The Reagan administration, responding to mounting criticism and growing nonviolent protests, yesterday described as "rubbish" claims that the president's policies toward South Africa help promote that country's segregationist system.
The defense of President Reagan's position was made by Assistant Secretary of State Chester A. Crocker at an unusual White House briefing designed to convince reporters that Reagan policies of "constructive engagement" and "quiet diplomacy" are working.
White House officials said that the Crocker briefing had the dual purpose of responding to the protests while reminding South African leaders of U.S. distaste for apartheid.
But the protests continued unabated yesterday. Three more persons, including Rep. Parren J. Mitchell (D-Md.), were arrested at the South African Embassy in Washington, bringing to 19 the number who have been arrested there in nonviolent protests against U.S. policy. Four others were arrested at the South African consulate in New York.
Crocker claimed that "a process of change" is under way in South Africa and denied that the Reagan administration had given its blessing to apartheid.
"We have made very clear, and the president reiterated his concern this morning, our deep concern about moves of repression in South Africa that could shut down peaceful alternatives inside that country," Crocker said. "We have repeatedly made clear our concern about detentions, for example, of moderate black labor leaders . . . . "

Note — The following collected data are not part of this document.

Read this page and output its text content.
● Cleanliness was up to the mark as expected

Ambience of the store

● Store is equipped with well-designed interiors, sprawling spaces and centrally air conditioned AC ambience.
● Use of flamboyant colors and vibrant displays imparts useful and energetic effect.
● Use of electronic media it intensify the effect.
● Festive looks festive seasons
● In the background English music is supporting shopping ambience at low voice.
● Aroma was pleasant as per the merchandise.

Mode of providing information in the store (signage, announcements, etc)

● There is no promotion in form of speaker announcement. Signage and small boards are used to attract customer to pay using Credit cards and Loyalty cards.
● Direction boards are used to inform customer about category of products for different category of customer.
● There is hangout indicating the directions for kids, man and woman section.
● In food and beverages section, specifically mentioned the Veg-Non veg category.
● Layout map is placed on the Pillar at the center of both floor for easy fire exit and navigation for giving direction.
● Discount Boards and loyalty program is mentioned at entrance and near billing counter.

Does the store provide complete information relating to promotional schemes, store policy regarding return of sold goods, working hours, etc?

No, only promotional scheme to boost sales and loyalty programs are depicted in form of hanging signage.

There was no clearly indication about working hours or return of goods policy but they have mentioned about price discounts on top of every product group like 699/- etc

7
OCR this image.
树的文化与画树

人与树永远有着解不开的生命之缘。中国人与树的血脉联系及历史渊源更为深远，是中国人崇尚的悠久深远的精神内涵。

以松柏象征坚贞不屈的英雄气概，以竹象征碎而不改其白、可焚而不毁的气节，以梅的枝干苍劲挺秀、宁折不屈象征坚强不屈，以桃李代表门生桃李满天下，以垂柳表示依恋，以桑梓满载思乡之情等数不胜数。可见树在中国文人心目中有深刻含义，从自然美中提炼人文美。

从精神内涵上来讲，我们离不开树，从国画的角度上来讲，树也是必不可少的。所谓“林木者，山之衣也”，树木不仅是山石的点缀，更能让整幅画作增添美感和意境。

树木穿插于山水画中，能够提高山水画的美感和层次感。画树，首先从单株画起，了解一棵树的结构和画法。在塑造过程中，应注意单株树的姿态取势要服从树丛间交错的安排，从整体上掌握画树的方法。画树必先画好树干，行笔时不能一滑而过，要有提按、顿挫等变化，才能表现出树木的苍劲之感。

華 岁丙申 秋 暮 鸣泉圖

It is rare for a State Department official to brief reporters on the record at the White House after meeting with the president. Officials acknowledged that the motivation for yesterday's session was partly to answer the nonviolent demonstrators who have put the national spotlight on the Reagan policy in South Africa.
Privately, however, a White House official acknowledged that these demonstrations might be "worthwhile in the long run" because they convey to the South African government the extent of U.S. distaste for the country's militantly segregationist system.
While Crocker did not mention it yesterday morning, he attended a dinner the night before where one of the guests was South African Bishop Desmond Tutu, winner of the 1984 Nobel Peace Prize. Tutu has charged that Reagan policies have made conditions worse for blacks in South Africa.
The administration is trying to take the sting out of the sit-ins, in which many of those arrested have been congressmen or celebrities, and the criticisms that have been made in recent days in well-publicized speeches by Tutu, Sen. Edward M. Kennedy (D-Mass.) and former Democratic presidential candidate Jesse L. Jackson.
Crocker did not try to defend recent repression in South Africa, saying that "we're extremely concerned about the repressive moves." But when he was asked to give evidence of his claims for positive peaceful change in South Africa, he cited "rates of spending for black education," the opening up of trade unions "on a democratic and peaceful basis to members of all racial groups" and the recent constitutional change that has been denounced by critics of the South African regime as a sham that perpetuates segregation.
The claim of progress within the trade unions is likely to have an ironic ring for critics of the Reagan administration's South African policies. One of their accusations, denied by Crocker, is that the United States has failed to speak up in behalf of a score of labor leaders recently detained in South Africa.
The administration's essential claim yesterday was that its policy has been misrepresented. Crocker said "a significant amount of pressure exists in our policy" and contended that "constructive engagement is not an embracing of any status quo."
Reagan's defense of his South African policies, reiterated last week in an interview with The Washington Times, is that it is producing "quite a bit of progress" toward an agreement that would link withdrawal of Cuban troops from Angola to a pullout of South African forces from Namibia.
Crocker was optimistic about an eventual agreement yesterday but gave no timetable for completing it.